Personal biases (opinions before there is a reason for it) make it difficult to evaluate conflicts fairly. The big problem is that we hardly see our own biases. Bad experiences take up a lot of space in our minds and heart. We focus on our own needs and can be blind to the needs and pain of people around us. We tend to accept only information that supports what we already believe.

At the root of our problem is our focus on our own thoughts. When we feel distant or uncaring towards someone, we are not open to their feelings.

When combined with knowledge and skills, three things can turn differences and conflicts into harmony and growth.

• Humility is the recognition that while our needs matter, so do the needs of other people.

• Compassion involves feelings of tenderness for the struggles and hopes of all people.

• Positivity is the practice of seeing the good in people.
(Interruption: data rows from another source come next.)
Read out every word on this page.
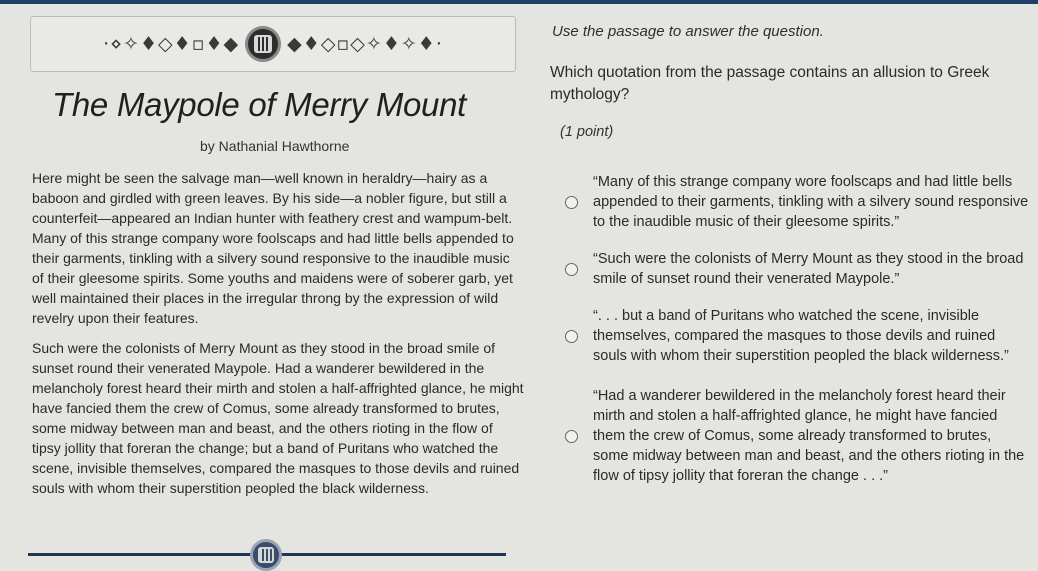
·⋄✧♦◇♦▫♦◆	◆♦◇▫◇✧♦✧♦·
The Maypole of Merry Mount
by Nathanial Hawthorne

Here might be seen the salvage man—well known in heraldry—hairy as a baboon and girdled with green leaves. By his side—a nobler figure, but still a counterfeit—appeared an Indian hunter with feathery crest and wampum-belt. Many of this strange company wore foolscaps and had little bells appended to their garments, tinkling with a silvery sound responsive to the inaudible music of their gleesome spirits. Some youths and maidens were of soberer garb, yet well maintained their places in the irregular throng by the expression of wild revelry upon their features.

Such were the colonists of Merry Mount as they stood in the broad smile of sunset round their venerated Maypole. Had a wanderer bewildered in the melancholy forest heard their mirth and stolen a half-affrighted glance, he might have fancied them the crew of Comus, some already transformed to brutes, some midway between man and beast, and the others rioting in the flow of tipsy jollity that foreran the change; but a band of Puritans who watched the scene, invisible themselves, compared the masques to those devils and ruined souls with whom their superstition peopled the black wilderness.

Use the passage to answer the question.
Which quotation from the passage contains an allusion to Greek mythology?
(1 point)
“Many of this strange company wore foolscaps and had little bells appended to their garments, tinkling with a silvery sound responsive to the inaudible music of their gleesome spirits.”
“Such were the colonists of Merry Mount as they stood in the broad smile of sunset round their venerated Maypole.”
“. . . but a band of Puritans who watched the scene, invisible themselves, compared the masques to those devils and ruined souls with whom their superstition peopled the black wilderness.”
“Had a wanderer bewildered in the melancholy forest heard their mirth and stolen a half-affrighted glance, he might have fancied them the crew of Comus, some already transformed to brutes, some midway between man and beast, and the others rioting in the flow of tipsy jollity that foreran the change . . .”
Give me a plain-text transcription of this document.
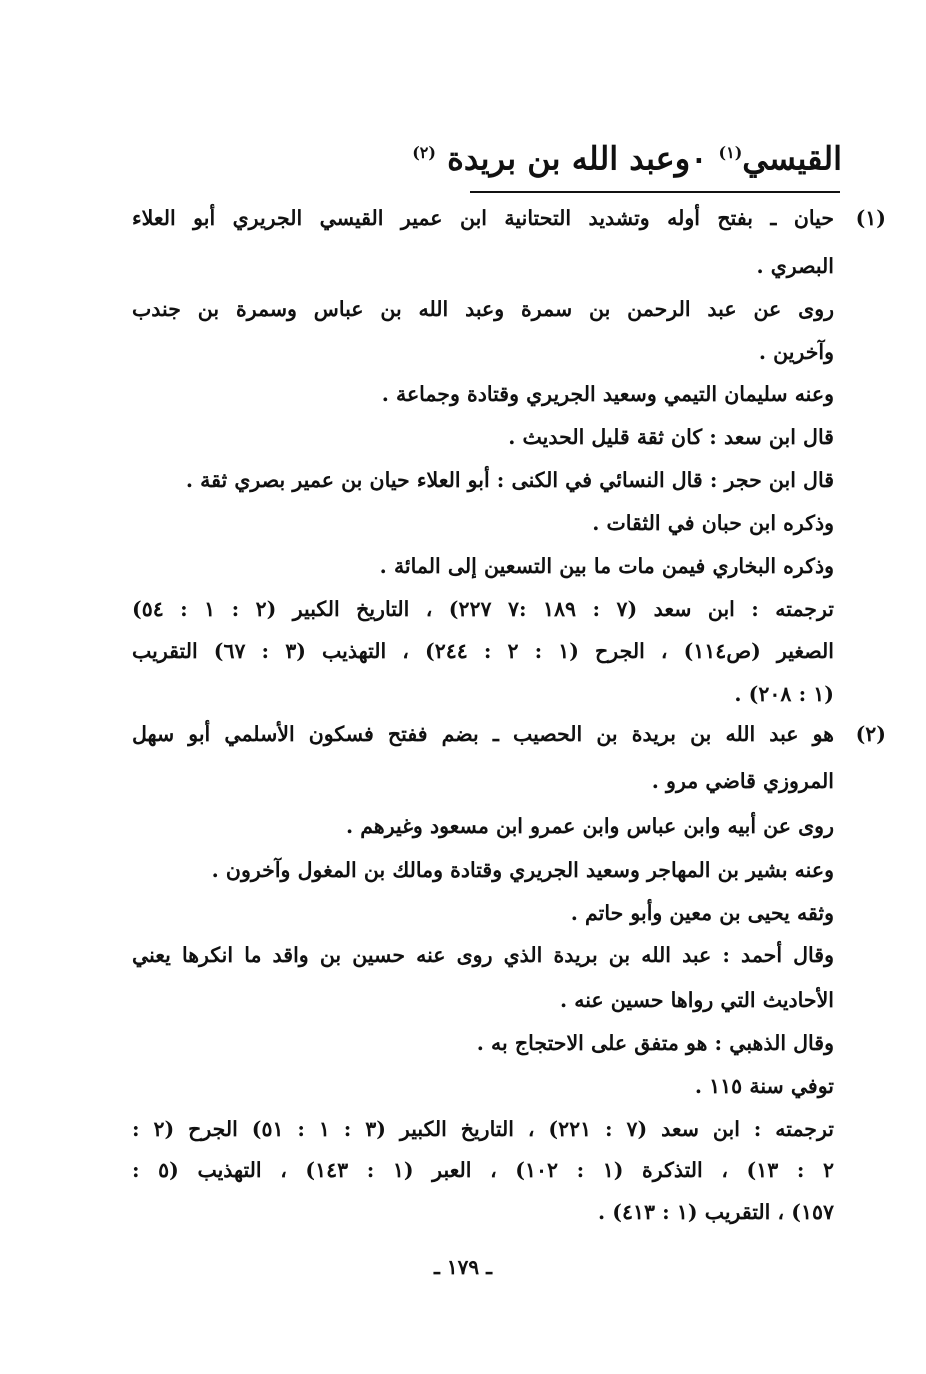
القيسي$^{(١)}$ ٠وعبد الله بن بريدة $^{(٢)}$
(١)
حيان ـ بفتح أوله وتشديد التحتانية ابن عمير القيسي الجريري أبو العلاء
البصري .
روى عن عبد الرحمن بن سمرة وعبد الله بن عباس وسمرة بن جندب
وآخرين .
وعنه سليمان التيمي وسعيد الجريري وقتادة وجماعة .
قال ابن سعد : كان ثقة قليل الحديث .
قال ابن حجر : قال النسائي في الكنى : أبو العلاء حيان بن عمير بصري ثقة .
وذكره ابن حبان في الثقات .
وذكره البخاري فيمن مات ما بين التسعين إلى المائة .
ترجمته : ابن سعد (٧ : ١٨٩ :٧ ٢٢٧) ، التاريخ الكبير (٢ : ١ : ٥٤)
الصغير (ص١١٤) ، الجرح (١ : ٢ : ٢٤٤) ، التهذيب (٣ : ٦٧) التقريب
(١ : ٢٠٨) .
(٢)
هو عبد الله بن بريدة بن الحصيب ـ بضم ففتح فسكون الأسلمي أبو سهل
المروزي قاضي مرو .
روى عن أبيه وابن عباس وابن عمرو ابن مسعود وغيرهم .
وعنه بشير بن المهاجر وسعيد الجريري وقتادة ومالك بن المغول وآخرون .
وثقه يحيى بن معين وأبو حاتم .
وقال أحمد : عبد الله بن بريدة الذي روى عنه حسين بن واقد ما انكرها يعني
الأحاديث التي رواها حسين عنه .
وقال الذهبي : هو متفق على الاحتجاج به .
توفي سنة ١١٥ .
ترجمته : ابن سعد (٧ : ٢٢١) ، التاريخ الكبير (٣ : ١ : ٥١) الجرح (٢ :
٢ : ١٣) ، التذكرة (١ : ١٠٢) ، العبر (١ : ١٤٣) ، التهذيب (٥ :
١٥٧) ، التقريب (١ : ٤١٣) .
ـ ١٧٩ ـ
Focus on the way a relationship enriches your life.

Rosen concluded the program by stating that if you want to improve relationships, you must learn to be more sensitive to other people’s concerns and more appreciative of their efforts.

Debbie James, club president, welcomed everyone and conducted the business session. Grace Willing Workers recently had a Ruffled Scarf Workshop taught by James, Liz Crosby and Mary Smith. Participants learned to make either a crocheted or knitted scarf. Those attending in addition to James, Crosby and Smith were Tamieka Shelby, Juanita Cook, Marjorie Zuber, Barbara Stone, Brenda Robinson, Delores Kelley, Gerry Crutchfield, Rosen, Betty Lacy, Patsy Brown, Connie Herrin, Carolyn Harness, Linda Murray, Joyce Johnson, Lynda Toler, Geneva Gray, Vester Grandy, and one guest.

The following people from Grace Willing Workers attended the Hot Tamale and Thread Art Workshop held at the Cooperative Extension Service — Dixie Fritz, Cathy Lewis, Herrin, Zuber, Kaye Richardson, Robinson, Toler, Lacy, Patsy Brown, Rosen, Marynell Cardin, Bettye Johnson, Harness, Helen Majewski and James.

Community Service was discussed. Delores Kelley urged everyone to bring a small package of diapers, as well as, cereal for the Transformation Project to the next meeting. Coke tabs for Children’s Hospital are also being collected.

Two upcoming Grace Willing Workers Fellowship tours were discussed — a trip to the Camden Daffodil Festival in March and a three-day, two-night trip to Branson will be held in late April.

Other upcoming events are an Easter/Spring Wreath Workshop (Grace Willing Workers), a Bird Feeders Workshop (Jefferson County EHC), officer training at the 4-H Center in Ferndale, and Walk Across Arkansas.

After the luncheon, hosted by Fritz, Harness and Doris Turbeville, the group exchanged candy for Valentine’s Day. Shelby showed scarfs that she had made since the workshop. Patsy Brown showed several Christmas ornaments that she had made.

Special guests at the meeting were Melissa Poe, daughter of Zuber, and Mary Ann Kizer, family and consumer science agent for Jefferson County. Vester Grandy was welcomed as a new member.